Onlookers whooped and cheered as they watched the colourful spectacle, but after the 20-minute show at the Pei Mei Chinese high school was over, the man behind it all did not look entirely satisfied.

“We made some mistakes. We would have lost points if this was a competition,” said James Liao, the show’s director.

Liao, who was born and raised in Kolkata, runs a club that teaches lion dance and martial arts in the Indian city. As one of the fewer than 4,000 or so Chinese-Indians thought to still live in India, the 50-year-old has worked to preserve his community’s traditions over the past 20 years – and now aims to pass them on to the next generation.
James Liao, centre, plays a Chinese drum as his students accompany him on the cymbals and a gong at a Lunar New Year celebration in Kolkata. Photo: Luo Ruiyao

Each year, Liao and his students perform a lion dance to bring the Lunar New Year celebrations in Tangra, one of Kolkata’s two Chinatowns, to a close. The festivities were somewhat subdued this year because of the coronavirus pandemic, but about 300 people still showed up – many of whom filmed the dance for family or friends who now live overseas.

Lunar New Year: the Chinese left ‘trapped and helpless’ overseas

As many as 50,000 ethnic Chinese once called India home before the Sino-Indian war of 1962. But in the decades since that brief conflict, the community has dwindled and Liao – who said he likes to think of lion dance as a sport rather than a cultural activity – now exclusively teaches Indian students, including two girls, who hail from as far afield as the states of West Bengal and Bihar.

Many of his students came to Liao after watching the videos he posts to YouTube, which show him practising martial arts such as wing chun and tai chi.
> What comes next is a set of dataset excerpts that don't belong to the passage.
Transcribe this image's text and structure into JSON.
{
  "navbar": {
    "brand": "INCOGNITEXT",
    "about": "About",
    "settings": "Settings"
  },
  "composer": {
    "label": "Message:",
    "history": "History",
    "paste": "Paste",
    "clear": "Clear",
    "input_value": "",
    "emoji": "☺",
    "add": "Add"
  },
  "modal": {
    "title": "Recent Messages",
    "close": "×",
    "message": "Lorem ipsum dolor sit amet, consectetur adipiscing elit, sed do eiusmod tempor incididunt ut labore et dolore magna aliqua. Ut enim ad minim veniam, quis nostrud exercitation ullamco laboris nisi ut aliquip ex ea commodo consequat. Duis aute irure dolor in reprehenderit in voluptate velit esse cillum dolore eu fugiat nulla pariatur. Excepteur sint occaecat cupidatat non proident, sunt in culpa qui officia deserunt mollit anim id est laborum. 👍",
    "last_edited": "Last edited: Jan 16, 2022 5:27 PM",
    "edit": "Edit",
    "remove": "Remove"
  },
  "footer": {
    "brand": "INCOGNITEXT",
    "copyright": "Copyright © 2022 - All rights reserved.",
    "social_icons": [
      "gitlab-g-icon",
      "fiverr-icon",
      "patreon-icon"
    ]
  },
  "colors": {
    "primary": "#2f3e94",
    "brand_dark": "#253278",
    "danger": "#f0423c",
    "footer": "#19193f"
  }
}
He is keen to teach children self defence, having been bullied himself as a teenager at a local English-language school, but also offers them complementary lion dance lessons, complete with instructions in the art’s “eight virtues” – including loyalty, integrity, bravery, honesty and teamwork.

James Liao's students perform a lion dance during Lunar New Year celebrations in Kolkata. Photo: Luo Ruiyao

“I’ve been showing them how to follow these virtues as a guideline,” Liao said. “It’s not just about the show, the show will come and go, but their personalities have to be improved.”

Though Liao has long been a fan of lion dance – vividly remembering using a bucket as a makeshift lion’s head to imitate other dancers in his younger years – it was not until he came across the YouTube videos of Malaysia-based Xiao Feihong more than a decade ago that he really began to hone his skills.

Impressed by the quality of the choreography on display, Liao reached out to Xiao, who was so encouraged by the Kolkata native’s passion for lion dance that he agreed to take him on as an apprentice.

Over his two weeks of training, Liao learned all he could about the music, moves and “virtues” of lion dancing – taking the skills he picked up back to his home city.

Lions aren’t native to China, so where did the traditional lion dance come from?

Liao’s lion dance team are now regularly invited to perform at the opening of new Chinese restaurants in Kolkata and other major cities. They have also been asked, somewhat surprisingly, to take to the stage at several Indian weddings – though for these, Liao changes the performance slightly to have scrolls come out of the lion’s mouth reading bainian haohe (a traditional Chinese wedding greeting, wishing the couple a long and happy life).

Despite the fact that many of his students – the oldest of whom has been with him for more than six years now – first came to Liao out of a desire to learn martial arts, he said they soon developed a passion for lion dancing, too.

The two disciplines, he said, “are actually connected. All the footwork, moves and styles of lion dance are connected to martial arts.”

Liao’s wish is that his students now take what he has taught them, and carry on lion dancing for many years to come.

“It doesn’t matter if you are Indian or Chinese,” he said, anyone can lion dance “as long as you maintain the quality and virtues”.